ORMs and Indexes with Included Columns

  • I'm using LINQ to SQL, but I think this question may apply to any ORM tool.

    L2S entities are mapped from each database table one-to-one. When you retrieve an entity (i.e. Customer) you get the data from each column for the requested row and depending on your DataLoadOptions, you may also retrieve related entities (i.e. Addresses, Orders, etc.).

    So let's say I have a Customer table like this:

    TABLE Customer (

    [Id] [int] IDENTITY(1,1) NOT NULL,

    [StatusId] [int] NOT NULL,

    [CustomerNumber] [nvarchar](50) NOT NULL,

    [FirstName] [nvarchar](30) NOT NULL,

    [LastName] [nvarchar](40) NOT NULL,

    [EmailAddress] [nvarchar](100) NULL,

    )

    Now lets say I have a non-clustered index on EmailAddress with included columns: FirstName and LastName.

    When L2S gets a Customer (or Customers) by EmailAddress it looks at this index, but since the entity returned includes the data from each column (not just those in the included columns) how does it retrieve the StatusId and CustomerNumber columns. Should I just put all of the columns in the included columns? Notice that the above is just an example and most of my entities are much more complex than this, so have all of the indexes include all columns seems like a poor decision.

    Thanks for any help.

    Edit: Maybe this would be better stated as pure SQL. I'll be honest when I say that I don't understand indexes as thoroughly as I'd like to. But after re-reading my post I think it could be stated simply as, "What's the difference between the following queries (with respect to performance and the above index)"
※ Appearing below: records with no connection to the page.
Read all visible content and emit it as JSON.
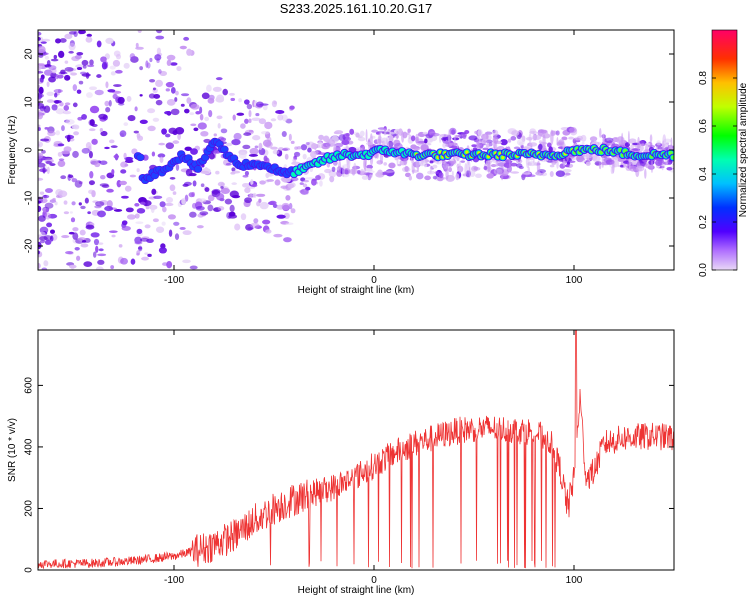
{
  "title": "S233.2025.161.10.20.G17",
  "chart_data": [
    {
      "type": "heatmap",
      "xlabel": "Height of straight line (km)",
      "ylabel": "Frequency (Hz)",
      "xlim": [
        -168,
        150
      ],
      "ylim": [
        -25,
        25
      ],
      "x_ticks": [
        -100,
        0,
        100
      ],
      "y_ticks": [
        -20,
        -10,
        0,
        10,
        20
      ],
      "colorbar": {
        "label": "Normalized spectral amplitude",
        "range": [
          0,
          1
        ],
        "ticks": [
          0.0,
          0.2,
          0.4,
          0.6,
          0.8
        ]
      },
      "ridge": [
        {
          "x": -116,
          "y": -6
        },
        {
          "x": -105,
          "y": -4
        },
        {
          "x": -96,
          "y": -1
        },
        {
          "x": -88,
          "y": -4
        },
        {
          "x": -80,
          "y": 2
        },
        {
          "x": -68,
          "y": -3
        },
        {
          "x": -55,
          "y": -3
        },
        {
          "x": -45,
          "y": -5
        },
        {
          "x": -35,
          "y": -4
        },
        {
          "x": -25,
          "y": -2
        },
        {
          "x": -15,
          "y": -1
        },
        {
          "x": -5,
          "y": -1
        },
        {
          "x": 5,
          "y": 0
        },
        {
          "x": 20,
          "y": -1
        },
        {
          "x": 40,
          "y": -1
        },
        {
          "x": 60,
          "y": -1
        },
        {
          "x": 78,
          "y": -1
        },
        {
          "x": 90,
          "y": -1
        },
        {
          "x": 100,
          "y": 0
        },
        {
          "x": 115,
          "y": 0
        },
        {
          "x": 130,
          "y": -1
        },
        {
          "x": 150,
          "y": -1
        }
      ]
    },
    {
      "type": "line",
      "xlabel": "Height of straight line (km)",
      "ylabel": "SNR (10 * v/v)",
      "xlim": [
        -168,
        150
      ],
      "ylim": [
        0,
        780
      ],
      "x_ticks": [
        -100,
        0,
        100
      ],
      "y_ticks": [
        0,
        200,
        400,
        600
      ],
      "color": "#ee3333",
      "envelope": [
        {
          "x": -168,
          "y": 20
        },
        {
          "x": -140,
          "y": 22
        },
        {
          "x": -120,
          "y": 30
        },
        {
          "x": -100,
          "y": 45
        },
        {
          "x": -85,
          "y": 70
        },
        {
          "x": -70,
          "y": 110
        },
        {
          "x": -60,
          "y": 160
        },
        {
          "x": -50,
          "y": 200
        },
        {
          "x": -40,
          "y": 230
        },
        {
          "x": -30,
          "y": 250
        },
        {
          "x": -20,
          "y": 270
        },
        {
          "x": -10,
          "y": 300
        },
        {
          "x": 0,
          "y": 340
        },
        {
          "x": 10,
          "y": 380
        },
        {
          "x": 20,
          "y": 410
        },
        {
          "x": 30,
          "y": 430
        },
        {
          "x": 40,
          "y": 450
        },
        {
          "x": 50,
          "y": 460
        },
        {
          "x": 60,
          "y": 460
        },
        {
          "x": 70,
          "y": 455
        },
        {
          "x": 80,
          "y": 450
        },
        {
          "x": 88,
          "y": 420
        },
        {
          "x": 93,
          "y": 330
        },
        {
          "x": 97,
          "y": 200
        },
        {
          "x": 100,
          "y": 300
        },
        {
          "x": 103,
          "y": 560
        },
        {
          "x": 106,
          "y": 300
        },
        {
          "x": 110,
          "y": 320
        },
        {
          "x": 115,
          "y": 410
        },
        {
          "x": 125,
          "y": 430
        },
        {
          "x": 140,
          "y": 435
        },
        {
          "x": 150,
          "y": 430
        }
      ],
      "peak": {
        "x": 101,
        "y": 780
      }
    }
  ]
}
    -- Index seems tuned for this query

    SELECT FirstName, LastName

    FROM Customer

    WHERE EmailAddress = ?

    -- L2S will actually do something like this

    SELECT Id, StatusId, CustomerNumber, FirstName, LastName, EmailAddress

    FROM Customer

    WHERE EmailAddress = ?

  • mikesigsworth (12/1/2010)


    Should I just put all of the columns in the included columns?

    No, absolutely not. By doing that you will be duplicating the table. Think of the impact on database size, backup size, backup duration, reindex time, etc.
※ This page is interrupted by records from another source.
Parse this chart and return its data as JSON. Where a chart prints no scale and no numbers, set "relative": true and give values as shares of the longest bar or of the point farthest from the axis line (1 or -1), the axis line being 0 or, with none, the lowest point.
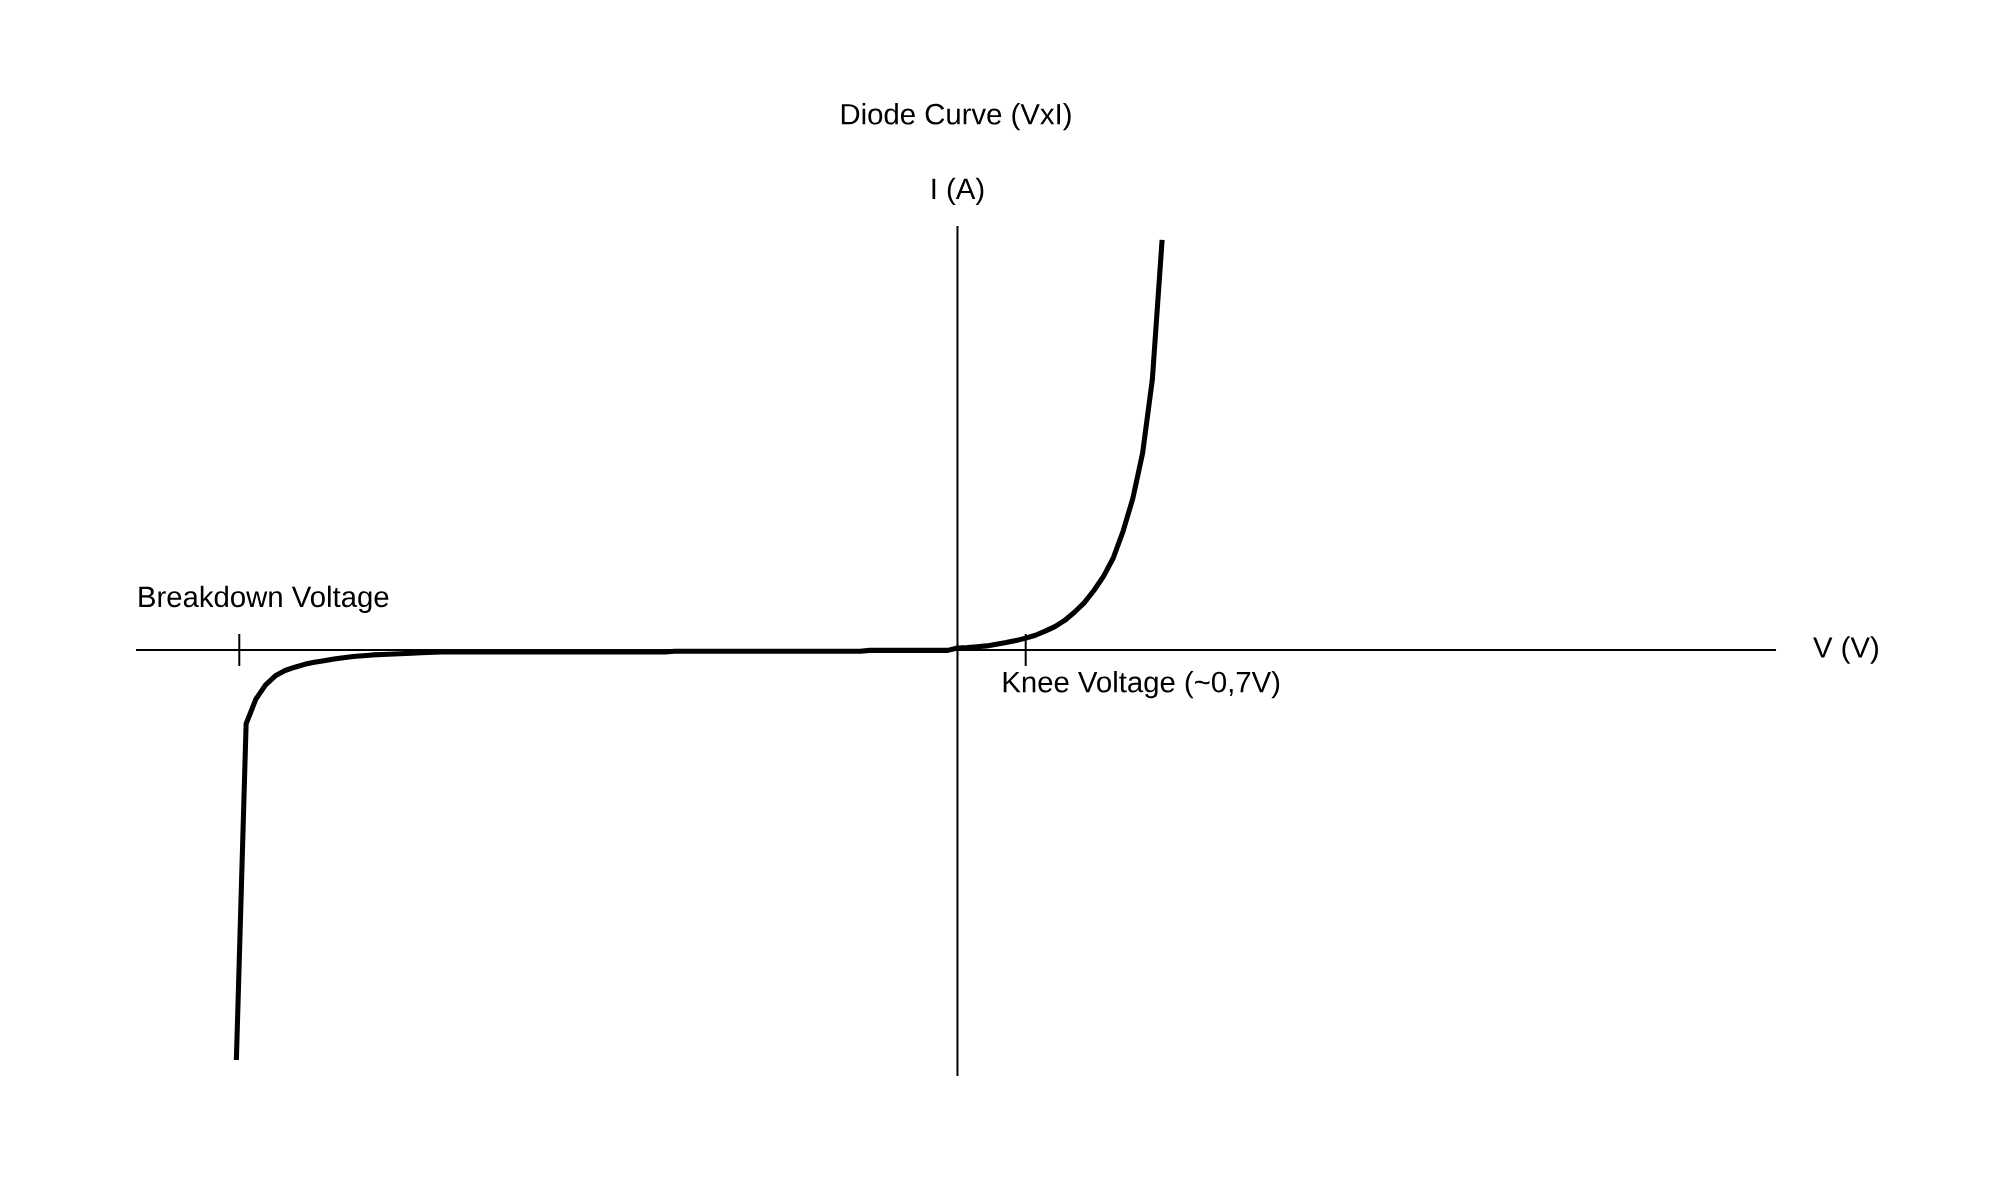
{
  "chart_data": {
    "type": "line",
    "title": "Diode Curve (VxI)",
    "ylabel": "I (A)",
    "relative": true,
    "categories": [
      null,
      null,
      null,
      null,
      null,
      null,
      null,
      null,
      null,
      null,
      null,
      null,
      null,
      null,
      null,
      null,
      null,
      null,
      null,
      null,
      null,
      null,
      null,
      null,
      null,
      null,
      null,
      null,
      null,
      null,
      null,
      null,
      null,
      null,
      null,
      null,
      null,
      null,
      null,
      null,
      null,
      null,
      null,
      null,
      null,
      null,
      null,
      null,
      null,
      null,
      null,
      null,
      null,
      null,
      null,
      null,
      null,
      null,
      null,
      null,
      null,
      null,
      null,
      null,
      null,
      null,
      null,
      null,
      null,
      null,
      null,
      null,
      null,
      null,
      null,
      null,
      null,
      null,
      null,
      null,
      null,
      null,
      null,
      null,
      null,
      null,
      null,
      null,
      null,
      null,
      null,
      null,
      null,
      null,
      null,
      null
    ],
    "series": [
      {
        "color": "#000000",
        "values": [
          -1.0,
          -0.18,
          -0.12,
          -0.085,
          -0.063,
          -0.05,
          -0.042,
          -0.035,
          -0.03,
          -0.026,
          -0.022,
          -0.019,
          -0.016,
          -0.014,
          -0.012,
          -0.011,
          -0.01,
          -0.009,
          -0.008,
          -0.007,
          -0.006,
          -0.005,
          -0.005,
          -0.005,
          -0.005,
          -0.005,
          -0.005,
          -0.005,
          -0.005,
          -0.005,
          -0.005,
          -0.005,
          -0.005,
          -0.005,
          -0.005,
          -0.005,
          -0.005,
          -0.005,
          -0.005,
          -0.005,
          -0.005,
          -0.005,
          -0.005,
          -0.005,
          -0.005,
          -0.003,
          -0.003,
          -0.003,
          -0.003,
          -0.003,
          -0.003,
          -0.003,
          -0.003,
          -0.003,
          -0.003,
          -0.003,
          -0.003,
          -0.003,
          -0.003,
          -0.003,
          -0.003,
          -0.003,
          -0.003,
          -0.003,
          -0.003,
          -0.001,
          -0.001,
          -0.001,
          -0.001,
          -0.001,
          -0.001,
          -0.001,
          -0.001,
          -0.001,
          0.005,
          0.006,
          0.008,
          0.01,
          0.014,
          0.018,
          0.023,
          0.029,
          0.036,
          0.046,
          0.057,
          0.072,
          0.092,
          0.115,
          0.145,
          0.18,
          0.225,
          0.29,
          0.37,
          0.48,
          0.66,
          1.0
        ]
      }
    ],
    "annotations": [
      "Breakdown Voltage",
      "Knee Voltage (~0,7V)",
      "V (V)"
    ],
    "marker": "none",
    "line_style": "solid"
  }
}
    There might be some specialised cases where this is a good idea, but they're edge cases (and probably data warehouse type systems)

    Edit: Maybe this would be better stated as pure SQL. I'll be honest when I say that I don't understand indexes as thoroughly as I'd like to. But after re-reading my post I think it could be stated simply as, "What's the difference between the following queries (with respect to performance and the above index)"

    -- Index seems tuned for this query

    SELECT FirstName, LastName

    FROM Customer

    WHERE EmailAddress = ?

    -- L2S will actually do something like this

    SELECT Id, StatusId, CustomerNumber, FirstName, LastName, EmailAddress

    FROM Customer

    WHERE EmailAddress = ?

    For the first the index is covering, for the second it's not. Depending how many rows will be returned, SQL may or may not use the index. If email address is unique (or nearly so), the index will still be used.

    As for indexes...

    http://www.sqlservercentral.com/articles/Indexing/68439/ (3 parts)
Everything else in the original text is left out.